Su Trustpilot emergono problemi molto simili anche per il punto vendita lombardo di Trezzano sul Naviglio. C’è chi ha ordinato la merce a inizio 2019 e ha ricevuto solo una piccola parte, tutto il resto, “per un valore pari a 9.000 euro”, ancora manca all’appello. Si tratta di un ordine, peraltro, già saldato per intero visto che il consumatore dice di aver scelto un finanziamento. Commenti dello stesso tenore anche sulle pagine Facebook (quella di Lecce, ad esempio) dei singoli punti vendita.  

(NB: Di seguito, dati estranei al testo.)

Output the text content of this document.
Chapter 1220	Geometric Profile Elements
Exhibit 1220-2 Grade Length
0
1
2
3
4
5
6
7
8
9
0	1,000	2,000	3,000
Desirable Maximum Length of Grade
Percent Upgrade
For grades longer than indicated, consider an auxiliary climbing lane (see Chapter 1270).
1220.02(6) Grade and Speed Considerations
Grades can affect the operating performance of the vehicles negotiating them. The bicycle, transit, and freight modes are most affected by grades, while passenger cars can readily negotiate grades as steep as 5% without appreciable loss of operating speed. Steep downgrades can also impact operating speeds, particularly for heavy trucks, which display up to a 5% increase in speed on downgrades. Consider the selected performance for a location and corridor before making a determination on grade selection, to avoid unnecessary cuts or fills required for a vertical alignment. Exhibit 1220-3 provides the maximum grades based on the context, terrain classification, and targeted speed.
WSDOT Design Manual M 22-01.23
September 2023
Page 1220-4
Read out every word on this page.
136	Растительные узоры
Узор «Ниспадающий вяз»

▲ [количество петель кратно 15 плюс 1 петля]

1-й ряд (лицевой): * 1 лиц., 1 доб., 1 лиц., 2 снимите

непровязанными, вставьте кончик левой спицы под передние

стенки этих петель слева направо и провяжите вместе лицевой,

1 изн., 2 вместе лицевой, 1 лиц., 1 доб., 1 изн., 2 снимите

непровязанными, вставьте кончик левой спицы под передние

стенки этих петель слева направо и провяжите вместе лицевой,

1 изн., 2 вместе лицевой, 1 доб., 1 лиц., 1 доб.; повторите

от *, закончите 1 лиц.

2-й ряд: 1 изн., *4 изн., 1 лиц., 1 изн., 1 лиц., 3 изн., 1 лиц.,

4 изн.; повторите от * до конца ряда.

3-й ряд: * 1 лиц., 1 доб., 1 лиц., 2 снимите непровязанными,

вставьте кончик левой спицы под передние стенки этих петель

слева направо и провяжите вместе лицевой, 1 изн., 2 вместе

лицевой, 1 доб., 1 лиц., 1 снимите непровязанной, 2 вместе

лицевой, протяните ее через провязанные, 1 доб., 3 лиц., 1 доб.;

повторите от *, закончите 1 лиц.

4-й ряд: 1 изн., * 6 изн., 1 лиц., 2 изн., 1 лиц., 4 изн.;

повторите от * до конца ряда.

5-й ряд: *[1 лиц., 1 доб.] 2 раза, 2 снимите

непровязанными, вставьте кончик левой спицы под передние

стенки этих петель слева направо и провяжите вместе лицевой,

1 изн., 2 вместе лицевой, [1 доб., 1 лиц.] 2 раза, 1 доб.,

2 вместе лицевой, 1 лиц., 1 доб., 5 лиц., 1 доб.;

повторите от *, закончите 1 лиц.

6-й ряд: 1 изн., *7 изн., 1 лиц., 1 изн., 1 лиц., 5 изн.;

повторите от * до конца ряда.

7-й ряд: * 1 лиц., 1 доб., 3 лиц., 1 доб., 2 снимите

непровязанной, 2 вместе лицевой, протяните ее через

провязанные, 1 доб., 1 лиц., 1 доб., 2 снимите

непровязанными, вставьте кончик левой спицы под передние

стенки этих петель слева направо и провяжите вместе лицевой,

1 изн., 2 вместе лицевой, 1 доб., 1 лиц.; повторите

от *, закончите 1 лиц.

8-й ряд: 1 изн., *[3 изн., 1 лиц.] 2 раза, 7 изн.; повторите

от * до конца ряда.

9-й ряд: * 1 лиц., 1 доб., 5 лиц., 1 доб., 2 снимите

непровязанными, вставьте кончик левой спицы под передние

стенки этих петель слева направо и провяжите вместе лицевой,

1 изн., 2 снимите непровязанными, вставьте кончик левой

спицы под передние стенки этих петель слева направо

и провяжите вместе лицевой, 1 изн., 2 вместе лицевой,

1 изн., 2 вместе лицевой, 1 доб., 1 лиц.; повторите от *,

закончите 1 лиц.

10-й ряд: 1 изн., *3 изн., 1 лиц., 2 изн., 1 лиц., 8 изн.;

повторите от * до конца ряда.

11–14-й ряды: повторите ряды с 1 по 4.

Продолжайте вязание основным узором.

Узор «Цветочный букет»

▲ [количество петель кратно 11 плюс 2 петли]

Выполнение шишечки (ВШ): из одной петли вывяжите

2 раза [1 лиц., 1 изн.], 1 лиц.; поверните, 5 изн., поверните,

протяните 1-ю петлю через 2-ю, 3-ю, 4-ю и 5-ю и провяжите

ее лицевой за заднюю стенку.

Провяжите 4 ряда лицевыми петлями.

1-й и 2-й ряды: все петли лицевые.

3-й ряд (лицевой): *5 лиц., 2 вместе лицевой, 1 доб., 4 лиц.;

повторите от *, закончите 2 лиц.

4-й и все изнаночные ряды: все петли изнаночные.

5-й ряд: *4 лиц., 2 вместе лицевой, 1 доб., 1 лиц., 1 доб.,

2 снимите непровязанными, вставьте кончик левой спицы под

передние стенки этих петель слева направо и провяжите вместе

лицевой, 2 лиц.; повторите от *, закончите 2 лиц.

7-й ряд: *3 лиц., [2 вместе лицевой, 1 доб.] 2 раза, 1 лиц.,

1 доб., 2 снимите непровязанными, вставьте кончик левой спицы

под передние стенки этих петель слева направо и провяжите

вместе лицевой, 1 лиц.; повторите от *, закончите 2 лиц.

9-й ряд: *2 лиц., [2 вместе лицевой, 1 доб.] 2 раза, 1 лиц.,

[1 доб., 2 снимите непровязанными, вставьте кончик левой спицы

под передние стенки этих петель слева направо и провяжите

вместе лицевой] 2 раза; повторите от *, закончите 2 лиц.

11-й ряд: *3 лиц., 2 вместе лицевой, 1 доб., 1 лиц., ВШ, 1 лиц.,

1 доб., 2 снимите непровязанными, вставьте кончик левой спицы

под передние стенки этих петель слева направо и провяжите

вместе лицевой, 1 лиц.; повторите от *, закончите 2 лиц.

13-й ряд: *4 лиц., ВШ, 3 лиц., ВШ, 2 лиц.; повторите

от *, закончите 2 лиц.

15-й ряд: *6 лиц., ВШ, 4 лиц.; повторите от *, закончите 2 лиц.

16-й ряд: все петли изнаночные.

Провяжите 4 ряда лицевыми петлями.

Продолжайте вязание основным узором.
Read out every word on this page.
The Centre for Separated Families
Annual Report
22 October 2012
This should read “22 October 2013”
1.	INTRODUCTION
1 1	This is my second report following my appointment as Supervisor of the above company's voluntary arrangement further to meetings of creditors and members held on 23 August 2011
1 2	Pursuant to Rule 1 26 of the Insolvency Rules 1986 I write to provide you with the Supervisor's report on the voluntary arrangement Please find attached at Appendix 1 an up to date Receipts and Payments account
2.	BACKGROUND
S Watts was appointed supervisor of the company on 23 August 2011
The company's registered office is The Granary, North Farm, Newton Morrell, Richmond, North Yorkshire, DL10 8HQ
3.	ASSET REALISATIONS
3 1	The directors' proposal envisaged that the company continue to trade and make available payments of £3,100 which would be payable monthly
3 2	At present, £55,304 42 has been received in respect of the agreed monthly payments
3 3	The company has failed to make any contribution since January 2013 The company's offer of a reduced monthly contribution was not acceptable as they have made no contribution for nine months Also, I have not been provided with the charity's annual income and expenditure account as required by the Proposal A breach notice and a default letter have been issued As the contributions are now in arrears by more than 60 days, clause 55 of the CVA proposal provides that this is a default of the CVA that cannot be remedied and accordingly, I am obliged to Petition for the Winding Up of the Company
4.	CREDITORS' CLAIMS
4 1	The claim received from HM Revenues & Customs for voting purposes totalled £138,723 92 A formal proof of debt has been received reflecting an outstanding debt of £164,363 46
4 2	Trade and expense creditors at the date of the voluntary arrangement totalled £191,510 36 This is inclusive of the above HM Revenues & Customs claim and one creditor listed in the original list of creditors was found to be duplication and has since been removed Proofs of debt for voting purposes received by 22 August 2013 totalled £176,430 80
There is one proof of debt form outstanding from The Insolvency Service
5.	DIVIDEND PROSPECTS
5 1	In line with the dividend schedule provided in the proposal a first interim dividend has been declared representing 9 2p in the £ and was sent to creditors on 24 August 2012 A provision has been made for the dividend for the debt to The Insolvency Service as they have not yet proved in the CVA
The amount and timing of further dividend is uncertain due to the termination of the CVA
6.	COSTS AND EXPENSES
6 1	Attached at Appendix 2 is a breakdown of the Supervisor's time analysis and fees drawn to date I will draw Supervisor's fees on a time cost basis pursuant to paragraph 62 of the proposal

Abbiamo cercato di contattare l’azienda al telefono, via e-mail e Facebook per verificare di persona ma senza ottenere alcuna risposta, mentre il sito è, ad oggi, una scatola vuota, privo di contenuti. Da una visura ottenuta dalla Camera di commercio di Brindisi risulta che Magrì Arreda, con sede legale a Francavilla Fontana (Brindisi), ha un capitale sociale da 100.000 euro: “Sta dilagando il fenomeno di società che aprono molti punti vendita, con capitali inadeguati a garanzia delle obbligazioni e che, però, rastrellano acconti dai consumatori. Per questo motivo andrebbe vietato per legge un acconto superiore al 10/20% del totale” spiega l’avvocato Domenico Romito, presidente di Avvocati dei consumatori, l’associazione che, negli scorsi giorni, ha anche presentato una segnalazione alla Guardia di Finanza perché faccia luce su questa vicenda. 

Se le difficoltà dell’azienda dovessero essere confermate il danno non sarebbe solo per i consumatori ma anche per i fornitori e, in prima battuta, per i dipendenti. Al 31 dicembre 2018 risultano nel libro paga di Magrì Arreda 98 dipendenti, il 70% dei quali a tempo indeterminato e quasi tutti full-time. La metà dei lavoratori opera nella sede pugliese di Francavilla Fontana.